これはシステム開発ライフサイクル(SDLC, Systems Development Life Cycle)において、ソフトウェアがどのポイントまで到達しているかを示します。

通常、開発チームが採用するウォーターフォール・モデル、スパイラル・モデル、アジャイル、反復型などの開発モデルにおいては、工程を分割してモジュールを完成させていきます。

一つの工程が完了してユーザーアクセプタンス(User Acceptance)やQAに数むたび、Buildのバージョンは繰り上げられます。

 

Revision(リビジョン)

最後の 「Revision(リビジョン)」は3つ目の Build(ビルド)の改訂数を示します。

どのような開発チームも最初から完璧な開発(ビルド)を出せることはありません。そのため、バグの発生・発見やバグ修正を繰り返しながら開発を進めることになります。
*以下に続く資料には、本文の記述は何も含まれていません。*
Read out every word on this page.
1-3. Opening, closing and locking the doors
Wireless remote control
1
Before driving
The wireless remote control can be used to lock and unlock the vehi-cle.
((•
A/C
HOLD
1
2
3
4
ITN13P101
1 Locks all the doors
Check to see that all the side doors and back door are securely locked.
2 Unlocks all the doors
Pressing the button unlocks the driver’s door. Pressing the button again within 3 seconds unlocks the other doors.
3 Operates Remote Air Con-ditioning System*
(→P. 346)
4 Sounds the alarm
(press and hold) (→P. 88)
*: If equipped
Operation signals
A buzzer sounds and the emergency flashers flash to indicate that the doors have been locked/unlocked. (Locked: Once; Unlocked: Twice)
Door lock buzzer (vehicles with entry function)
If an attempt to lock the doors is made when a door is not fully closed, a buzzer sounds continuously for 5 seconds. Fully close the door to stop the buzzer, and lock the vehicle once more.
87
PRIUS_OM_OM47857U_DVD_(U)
そして、そのビルドのための改修を繰り返すたびにリビジョンは繰り上がっていくことになります。

 

あくまでもバージョニングの一例です

冒頭にも書いたとおり、ご紹介したバージョニングの方法も一般的ではありますが、あくまでも一つの方法・考え方に過ぎません。
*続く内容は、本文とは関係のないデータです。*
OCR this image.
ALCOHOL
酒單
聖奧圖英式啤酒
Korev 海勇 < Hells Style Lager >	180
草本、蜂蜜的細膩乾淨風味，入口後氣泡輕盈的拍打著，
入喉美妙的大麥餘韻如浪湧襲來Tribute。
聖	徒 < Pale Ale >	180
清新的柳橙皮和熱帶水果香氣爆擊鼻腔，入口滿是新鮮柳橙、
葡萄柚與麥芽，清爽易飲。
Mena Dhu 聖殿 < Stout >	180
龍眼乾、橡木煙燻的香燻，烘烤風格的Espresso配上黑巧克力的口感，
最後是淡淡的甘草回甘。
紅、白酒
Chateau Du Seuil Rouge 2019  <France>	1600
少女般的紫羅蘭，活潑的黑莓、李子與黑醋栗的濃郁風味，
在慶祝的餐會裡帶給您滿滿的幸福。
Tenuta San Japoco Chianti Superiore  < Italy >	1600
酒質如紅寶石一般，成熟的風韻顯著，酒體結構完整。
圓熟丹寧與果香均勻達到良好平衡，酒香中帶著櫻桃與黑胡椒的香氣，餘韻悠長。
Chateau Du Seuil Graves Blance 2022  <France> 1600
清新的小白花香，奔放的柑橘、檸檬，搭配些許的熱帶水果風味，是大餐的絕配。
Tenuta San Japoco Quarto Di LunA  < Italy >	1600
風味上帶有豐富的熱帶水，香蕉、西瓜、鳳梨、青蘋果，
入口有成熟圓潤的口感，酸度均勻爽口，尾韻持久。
会社によってはメジャーとマイナーのバージョン管理のみであったり、ビルドまでの管理だったりします。さらには、ソフトウェアのバージョンをリリースした西暦にするような管理をする会社もあり、実務的には開発会社の文化に合せるという他はないでしょう。

また、コンシューマー向けのシステムの場合、開発のバージョン管理とエンドユーザーに見せるものが異なることもあります。分かりやすいように、ユーザー向けにはメジャーとマイナーまでを公開するようにしているわけですね。

 

今回の記事がシステム開発のバージョニングに関する一つの参考になれば幸いです。